Ghana’s credit rating upgraded to ‘CCC+’ amid gold reforms and debt restructuring
Ghana’s creditworthiness has been boosted following a decision by SP Global Ratings to upgrade the country’s foreign currency rating from ‘SD’ (Selective Default to ‘CCC+’.
This follows sustained progress in debt restructuring and macroeconomic management, with key indicators such as gold export earnings and foreign exchange reserves showing notable improvement.
The upgrade, detailed in S&P’s May 9, 2025, assessment, comes on the back of the successful completion of Ghana’s domestic debt exchange program and ongoing negotiations with external creditors.
S&P also affirmed the ‘CCC+’ ratings on Ghana’s debt and maintained a stable outlook on both foreign and local currency ratings.
The development reflects growing investor confidence, strengthened by government initiatives like the establishment of the Ghana Gold Board.

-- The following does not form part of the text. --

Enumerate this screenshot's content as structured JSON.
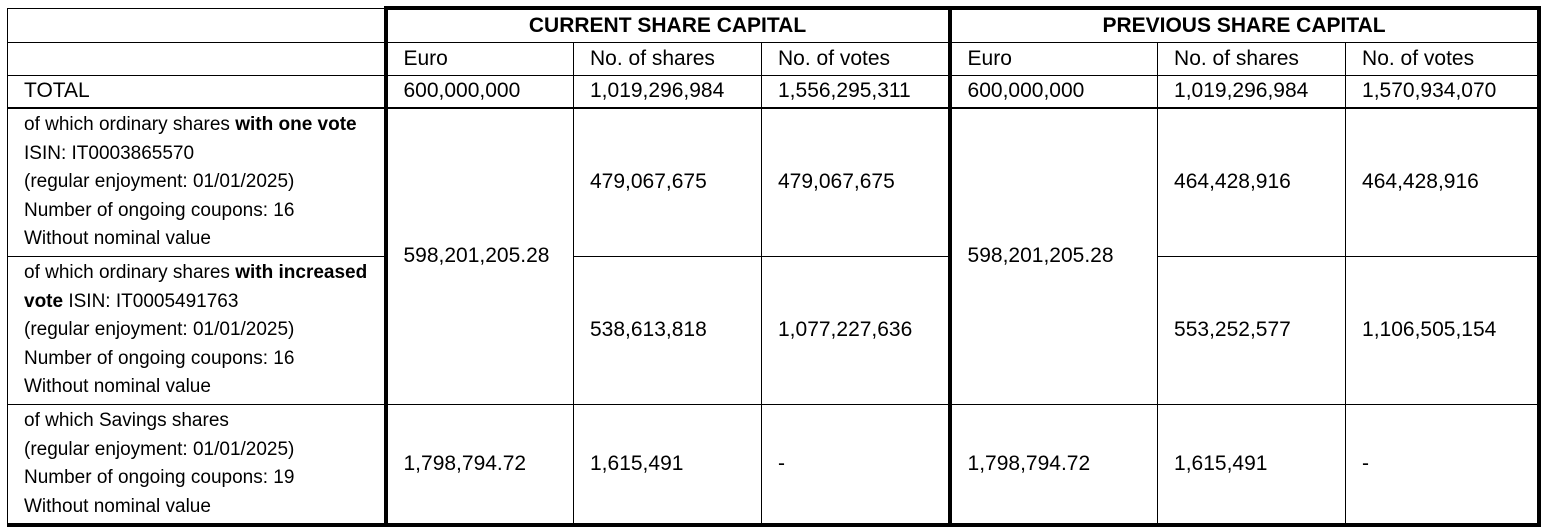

The Board, aimed at streamlining the gold value chain, is already playing a critical role in formalising the sector and boosting export revenues.
The improved external liquidity position, supported by a surge in gold exports and a recovering cedi, is helping Ghana meet its short-term obligations more comfortably.
The cedi, which had crossed GH¢17 to the dollar in 2023, is now trading around GH¢14, helping curb import-driven inflation, now at 21.2%—the lowest in eight months.
This progress also follows Ghana’s October 2024 Eurobond exchange and the memorandum of understanding ratified with bilateral creditors in January 2025, seen as a cornerstone of its broader economic recovery. The gains have been linked by some to the policy groundwork laid during the tenure of former President John Dramani Mahama.
Despite the positive outlook, S&P cautions that downside risks remain. Should Ghana’s fiscal performance weaken, or financing conditions tighten, the country’s ability to service its debt could be jeopardised, placing renewed pressure on its fiscal and external stability.
According to a report by citinewsroom.com, the Finance minister Dr Cassiel Ato Forson has, however, downplayed fears of reversal, insisting that the recovery is rooted in “prudent and well-coordinated economic policies.”
He emphasised that the current gains are not fleeting but a testament to deliberate efforts to restore confidence and build a resilient macroeconomic foundation.
The government continues to implement fiscal reforms to tackle structural challenges, signaling its commitment to long-term economic stability and sustainable growth.